20 julio, 2024

¿Sociedad al filo del precipicio?

No es sorpresa para nadie el escuchar este tipo de títulos, es más, tal vez nos hayamos acostumbrado tanto a hacerlo que ya no nos alarmamos. El tema es tan frecuente que lo vemos a diario y es así como poco a poco hemos ido moldeando nuestra aceptación sobre tan crucial hecho y con vergüenza admito haber permitido que en momentos, estas actitudes, tampoco me quiten el sueño, sin embargo me arrepiento y motivo fuertemente el cambio de actitud ante la sabiduría, irresponsabilidad, sapada, falta de principios y educación, porque somos responsables del futuro de nuestra sociedad.

Nuestros hijos se han acostumbrado a evadir las normativas de orden como son hacer fila, esperar un espacio disponible para cambiar de carril y no forzarlo como es normal verlo todos los días en las calles de Guayaquil; inventar excusas no es una forma de zafarnos de un problema sino más bien una manera de evadir consecuencias; hablar de alguien a sus espaldas no es una forma chévere de demostrarnos ante nuestros amigos sino una falta de hombría y caballerosidad… En fin, el mundo está cambiando, pero nuestra manera de ser no tiene por qué hacerlo. Somos responsables de adaptarnos, pero no de mutilar los principios básicos del convivir en comunidad.
Ya no es normal ver a un chico abrirle una puerta a una señora y peor aún ver que un caballero se pare a halarle la silla a una dama para que se siente. Recordemos que la educación no solo se basa en textos, pero también en las buenas costumbres y el ejemplo.

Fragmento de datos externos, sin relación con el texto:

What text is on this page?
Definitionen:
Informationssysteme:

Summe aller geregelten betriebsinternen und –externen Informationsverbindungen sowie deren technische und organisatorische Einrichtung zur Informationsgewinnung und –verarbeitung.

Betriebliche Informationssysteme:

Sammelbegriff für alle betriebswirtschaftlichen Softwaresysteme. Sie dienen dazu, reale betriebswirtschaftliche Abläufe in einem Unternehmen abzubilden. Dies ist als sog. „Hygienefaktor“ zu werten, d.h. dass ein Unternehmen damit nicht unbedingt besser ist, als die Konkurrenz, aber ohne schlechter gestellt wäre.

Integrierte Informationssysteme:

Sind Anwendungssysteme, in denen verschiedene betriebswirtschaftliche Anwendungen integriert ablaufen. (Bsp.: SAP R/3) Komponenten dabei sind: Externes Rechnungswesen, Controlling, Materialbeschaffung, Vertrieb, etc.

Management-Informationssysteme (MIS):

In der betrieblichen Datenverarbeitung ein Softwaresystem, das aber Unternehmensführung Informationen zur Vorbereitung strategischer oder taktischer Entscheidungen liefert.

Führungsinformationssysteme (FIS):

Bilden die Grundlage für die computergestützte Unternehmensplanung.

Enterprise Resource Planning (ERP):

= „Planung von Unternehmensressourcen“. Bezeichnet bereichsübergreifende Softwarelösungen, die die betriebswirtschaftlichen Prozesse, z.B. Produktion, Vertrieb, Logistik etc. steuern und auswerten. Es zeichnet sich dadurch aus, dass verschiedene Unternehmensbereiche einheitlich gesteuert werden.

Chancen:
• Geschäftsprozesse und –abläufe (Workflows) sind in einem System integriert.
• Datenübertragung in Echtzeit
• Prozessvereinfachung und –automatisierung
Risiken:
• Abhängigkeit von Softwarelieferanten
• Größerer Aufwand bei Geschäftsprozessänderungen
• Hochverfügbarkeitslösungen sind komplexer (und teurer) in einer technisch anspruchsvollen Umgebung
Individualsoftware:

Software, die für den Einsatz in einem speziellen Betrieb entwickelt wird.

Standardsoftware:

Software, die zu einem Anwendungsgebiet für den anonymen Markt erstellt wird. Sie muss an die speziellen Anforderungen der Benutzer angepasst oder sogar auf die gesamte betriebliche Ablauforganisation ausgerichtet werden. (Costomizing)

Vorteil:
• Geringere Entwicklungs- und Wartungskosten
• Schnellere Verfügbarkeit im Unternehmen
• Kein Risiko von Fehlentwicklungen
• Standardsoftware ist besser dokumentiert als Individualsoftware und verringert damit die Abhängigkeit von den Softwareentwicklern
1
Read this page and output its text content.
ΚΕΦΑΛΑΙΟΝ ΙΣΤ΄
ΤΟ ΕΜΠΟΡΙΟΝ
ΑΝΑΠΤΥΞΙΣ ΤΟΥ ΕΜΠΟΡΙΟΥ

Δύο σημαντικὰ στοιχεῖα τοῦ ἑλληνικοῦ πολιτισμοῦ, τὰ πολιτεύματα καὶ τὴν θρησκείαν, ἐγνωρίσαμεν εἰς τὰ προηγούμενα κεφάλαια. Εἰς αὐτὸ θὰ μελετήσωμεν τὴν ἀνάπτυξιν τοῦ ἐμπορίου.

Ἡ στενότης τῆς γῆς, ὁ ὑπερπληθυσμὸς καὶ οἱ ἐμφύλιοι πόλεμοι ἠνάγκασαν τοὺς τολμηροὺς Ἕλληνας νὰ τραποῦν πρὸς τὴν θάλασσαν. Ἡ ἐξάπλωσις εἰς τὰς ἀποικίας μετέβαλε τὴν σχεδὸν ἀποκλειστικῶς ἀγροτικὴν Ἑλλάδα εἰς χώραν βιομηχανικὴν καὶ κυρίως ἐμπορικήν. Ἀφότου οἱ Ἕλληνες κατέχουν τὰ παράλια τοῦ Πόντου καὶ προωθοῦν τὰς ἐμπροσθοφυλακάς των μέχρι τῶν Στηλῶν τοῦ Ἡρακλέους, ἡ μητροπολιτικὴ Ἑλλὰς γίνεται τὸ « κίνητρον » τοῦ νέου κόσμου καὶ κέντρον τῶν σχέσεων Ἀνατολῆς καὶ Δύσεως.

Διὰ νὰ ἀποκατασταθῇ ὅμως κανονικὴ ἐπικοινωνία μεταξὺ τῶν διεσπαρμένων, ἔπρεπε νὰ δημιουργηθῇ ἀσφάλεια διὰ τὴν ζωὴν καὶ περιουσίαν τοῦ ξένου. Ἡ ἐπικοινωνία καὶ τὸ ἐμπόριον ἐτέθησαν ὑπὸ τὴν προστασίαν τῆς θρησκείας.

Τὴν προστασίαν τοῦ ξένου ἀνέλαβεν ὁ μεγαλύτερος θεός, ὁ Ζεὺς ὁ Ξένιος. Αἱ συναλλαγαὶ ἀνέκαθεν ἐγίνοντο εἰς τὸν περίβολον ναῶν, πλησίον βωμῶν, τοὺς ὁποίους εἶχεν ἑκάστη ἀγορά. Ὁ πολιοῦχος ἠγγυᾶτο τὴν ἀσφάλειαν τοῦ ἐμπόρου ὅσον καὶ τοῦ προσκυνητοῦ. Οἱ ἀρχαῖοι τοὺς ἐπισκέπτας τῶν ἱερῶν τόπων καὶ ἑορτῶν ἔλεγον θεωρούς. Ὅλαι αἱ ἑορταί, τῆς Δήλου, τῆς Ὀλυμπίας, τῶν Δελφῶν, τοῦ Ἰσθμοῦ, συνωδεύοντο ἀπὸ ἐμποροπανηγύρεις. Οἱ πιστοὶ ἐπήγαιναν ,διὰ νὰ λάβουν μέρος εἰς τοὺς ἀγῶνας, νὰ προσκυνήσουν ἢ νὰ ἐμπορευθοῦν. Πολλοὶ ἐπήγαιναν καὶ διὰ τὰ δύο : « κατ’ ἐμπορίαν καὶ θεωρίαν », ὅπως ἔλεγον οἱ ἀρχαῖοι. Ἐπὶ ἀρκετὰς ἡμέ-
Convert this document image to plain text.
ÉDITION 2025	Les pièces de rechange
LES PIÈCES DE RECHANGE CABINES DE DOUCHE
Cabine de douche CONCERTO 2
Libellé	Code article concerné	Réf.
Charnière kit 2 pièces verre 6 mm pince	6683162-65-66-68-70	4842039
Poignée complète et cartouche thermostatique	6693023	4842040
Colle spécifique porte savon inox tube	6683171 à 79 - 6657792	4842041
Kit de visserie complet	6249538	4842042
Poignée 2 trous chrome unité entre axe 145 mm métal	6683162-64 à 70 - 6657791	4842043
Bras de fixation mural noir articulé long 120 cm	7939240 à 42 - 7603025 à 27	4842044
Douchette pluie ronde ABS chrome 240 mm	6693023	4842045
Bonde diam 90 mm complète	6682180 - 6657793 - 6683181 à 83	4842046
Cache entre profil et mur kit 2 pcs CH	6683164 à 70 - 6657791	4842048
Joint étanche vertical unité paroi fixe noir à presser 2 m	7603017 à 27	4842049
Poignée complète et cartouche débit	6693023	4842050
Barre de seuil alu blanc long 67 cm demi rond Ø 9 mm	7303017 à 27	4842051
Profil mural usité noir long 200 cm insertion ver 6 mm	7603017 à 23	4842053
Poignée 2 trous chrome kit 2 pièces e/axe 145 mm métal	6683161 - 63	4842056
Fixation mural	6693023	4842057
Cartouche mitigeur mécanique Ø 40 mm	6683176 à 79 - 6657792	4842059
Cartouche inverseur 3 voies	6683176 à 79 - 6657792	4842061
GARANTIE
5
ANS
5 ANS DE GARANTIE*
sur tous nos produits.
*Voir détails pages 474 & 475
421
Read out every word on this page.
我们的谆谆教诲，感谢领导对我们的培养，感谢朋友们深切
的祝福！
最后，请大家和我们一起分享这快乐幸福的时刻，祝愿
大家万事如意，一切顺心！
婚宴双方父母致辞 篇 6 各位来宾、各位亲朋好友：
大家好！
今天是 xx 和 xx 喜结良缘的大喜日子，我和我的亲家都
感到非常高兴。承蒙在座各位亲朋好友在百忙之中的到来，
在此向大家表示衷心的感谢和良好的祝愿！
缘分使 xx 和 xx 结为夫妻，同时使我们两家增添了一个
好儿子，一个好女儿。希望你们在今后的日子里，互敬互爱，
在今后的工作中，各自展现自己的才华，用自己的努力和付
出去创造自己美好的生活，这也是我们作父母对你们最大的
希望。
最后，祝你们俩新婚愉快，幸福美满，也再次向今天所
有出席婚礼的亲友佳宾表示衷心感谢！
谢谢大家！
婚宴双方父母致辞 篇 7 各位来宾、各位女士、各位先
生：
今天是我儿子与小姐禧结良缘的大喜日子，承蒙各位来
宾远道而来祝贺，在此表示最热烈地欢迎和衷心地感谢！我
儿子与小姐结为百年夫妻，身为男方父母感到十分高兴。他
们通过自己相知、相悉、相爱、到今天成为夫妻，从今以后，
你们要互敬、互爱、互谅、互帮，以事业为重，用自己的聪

La evolución del hombre se demuestra con la mejora del mismo y no con dar pasos agigantados hacía atrás. Hasta las computadoras son construidas con principios y patrones de orden, por qué es entonces que el hombre empieza a perderlos. Acaso queremos ser menos humanos y solo dedicarnos a sacarle el jugo a periodos de tiempo, sin importar a quién atropellamos en el camino o qué consecuencias podemos sufrir por nuestros actos.

¡Alarmista, no creo! Veo todos los días acciones y gestos que solo demuestran la molestia de algunos por tener que relacionarse con su grupo humano inmediato. La gente sale a las calles sin preocuparse por nadie más que ellos y es por eso que se ha vuelto común que un carro cierre a otro porque su intención es solo avanzar. Los peatones caminan más despacio al cruzar la calle con la única intención de molestar al vehículo que viene e inclusive lo ven de reojo para que quede claro su accionar. En los bancos la gente ve como saltarse la fila, en los supermercados la gente hace fila previo a haber terminado sus compras… Increíble, ¿cierto?

Vivimos en un mundo donde la gente ya no se ve a los ojos al conversar; las familias se sientan a la mesa y ven fija y atentamente a sus celulares sin importar nada más que lo que está pasando en su tan interesante chat. ¿Qué nos pasa, acaso hemos perdido el horizonte?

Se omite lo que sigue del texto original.